The ratio is pretty close to $\sqrt {10} = 3.162$, although this is only average of 3 run.

### Chicken Scheme, with compiled code, is less variable #

I wanted to compare to another implementation and managed to get the program compiled with Chicken Scheme.
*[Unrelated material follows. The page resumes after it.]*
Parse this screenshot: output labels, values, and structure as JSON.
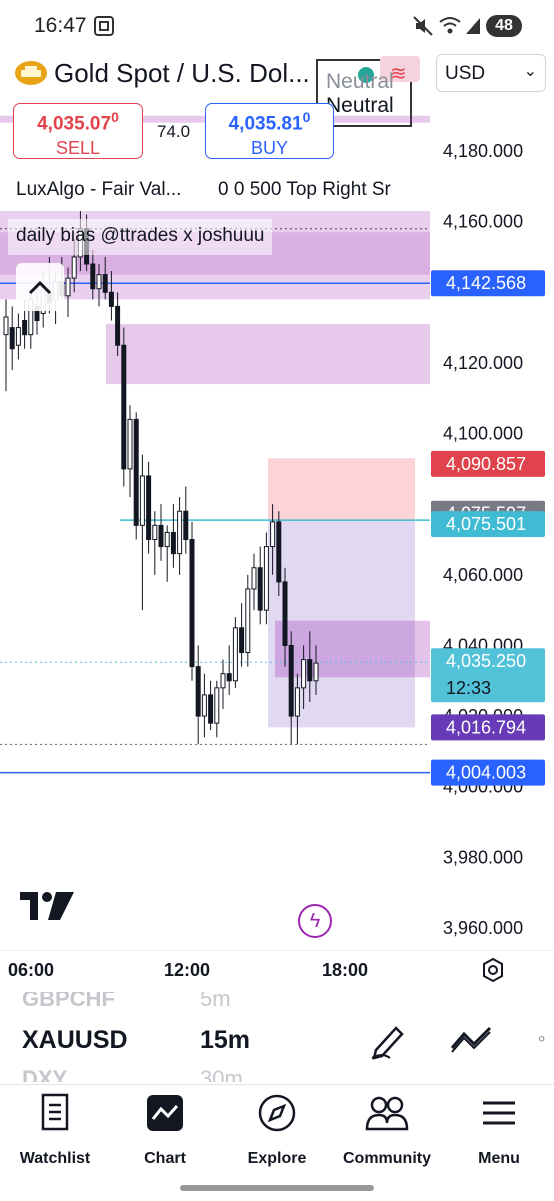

The results are somewhat more consistent:

log(prime) prime time (µs)
3 1,009 4.0
3 1,013 3.0
3 1,019 4.0
4 10,007 11.0
4 10,009 12.0
4 10,037 11.0
5 100,003 35.0
5 100,019 34.0
5 100,043 36.0
6 1,000,003 111.0
6 1,000,033 108.0
6 1,000,037 114.0
7 10,000,019 341.0
7 10,000,079 353.0
7 10,000,103 342.0
8 100,000,007 1105.0
8 100,000,037 1073.0
8 100,000,039 1080.0
9 1,000,000,007 3439.0
9 1,000,000,009 3471.0
9 1,000,000,021 3494.0
10 10,000,000,019 11129.0
10 10,000,000,033 11193.0
10 10,000,000,061 11224.0

The table can be summarized as above:

log(prime) average (µs) ratio
3 3,6
4 11 3,090
5 35 3,088
6 111 3,171
7 345 3,111
8 1086 3,144
9 3468 3,193
10 11182 3,224

The ratio here is also close to $\sqrt {10} = 3.162$, although this is only average of 3 run.

The variation in speed might be due to interaction with garbage collection. This article about micro-benchmarks could be a clue.